Electronic components are categorised based on their intended applications, reliability standards, and environmental tolerances:

  • Commercial Off-The-Shelf (COTS) Components: These are mass-produced, readily available parts designed for general commercial applications. This category includes consumer-grade, automotive-grade, and defence/military-grade components. While they are cost-effective and benefit from rapid technological advancements, they are not inherently designed for extreme environments like space.
  • Space-Grade Components: Specifically engineered to operate reliably in the harsh space conditions. They are further divided into:
    • Radiation-Tolerant Components: Similar to automotive and defence components but with enhancements like ceramic packaging and rigorous testing to ensure they can withstand certain levels of radiation.
    • Radiation-Hardened (Rad-Hard) Components: Designed from the ground up for space applications, these components can endure high levels of total ionising dose (TID), are immune to single-event latch-up (SEL), and have very low cross-sections for single-event effects (SEEs).

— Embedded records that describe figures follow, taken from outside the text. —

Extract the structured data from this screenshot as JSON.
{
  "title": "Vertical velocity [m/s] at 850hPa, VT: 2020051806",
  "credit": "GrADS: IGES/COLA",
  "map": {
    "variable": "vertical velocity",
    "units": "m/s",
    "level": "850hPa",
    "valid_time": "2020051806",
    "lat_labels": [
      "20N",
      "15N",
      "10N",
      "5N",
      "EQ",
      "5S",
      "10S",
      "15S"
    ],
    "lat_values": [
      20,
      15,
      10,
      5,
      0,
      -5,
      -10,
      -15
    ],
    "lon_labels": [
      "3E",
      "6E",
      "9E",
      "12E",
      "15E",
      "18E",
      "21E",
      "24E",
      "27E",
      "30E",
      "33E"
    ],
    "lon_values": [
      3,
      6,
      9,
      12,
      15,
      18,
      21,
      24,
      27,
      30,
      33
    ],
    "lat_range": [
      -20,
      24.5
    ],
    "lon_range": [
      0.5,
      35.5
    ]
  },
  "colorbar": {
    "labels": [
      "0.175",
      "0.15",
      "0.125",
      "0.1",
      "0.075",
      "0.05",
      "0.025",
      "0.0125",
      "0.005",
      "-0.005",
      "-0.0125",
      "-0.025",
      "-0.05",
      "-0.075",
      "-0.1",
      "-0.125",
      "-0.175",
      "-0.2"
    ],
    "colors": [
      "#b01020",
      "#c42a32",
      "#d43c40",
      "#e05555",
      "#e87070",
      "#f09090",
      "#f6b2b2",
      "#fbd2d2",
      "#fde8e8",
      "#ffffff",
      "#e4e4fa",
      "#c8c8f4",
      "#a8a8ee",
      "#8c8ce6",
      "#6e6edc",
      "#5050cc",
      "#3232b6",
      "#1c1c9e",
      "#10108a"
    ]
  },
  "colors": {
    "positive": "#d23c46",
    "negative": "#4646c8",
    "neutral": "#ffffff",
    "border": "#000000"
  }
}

The adoption of non-space-graded components in space applications offers several advantages:

  • Cost Efficiency: COTS components are generally less expensive than space-qualified parts, making them attractive for budget-conscious missions.
  • Advanced Performance: They often incorporate the latest technologies, providing higher performance capabilities.
  • Availability: Being mass-produced, COTS components are readily available, reducing lead times.


However, challenges include:

  • Radiation Susceptibility: COTS components are not inherently designed to withstand the radiation levels encountered in space.
  • Lack of Space Qualification: They do not undergo the rigorous testing required for space missions, necessitating additional validation.
  • Reliability Concerns: COTS components may pose reliability risks in the harsh space environment without proper screening.

At SolidKosmos, we specialise in enabling the reliable deployment of Commercial Off-The-Shelf (COTS) components in space applications. Our products and engineering services support the integration, validation, and qualification of COTS-based systems through a combination of emulated and physical testing and embedded system design.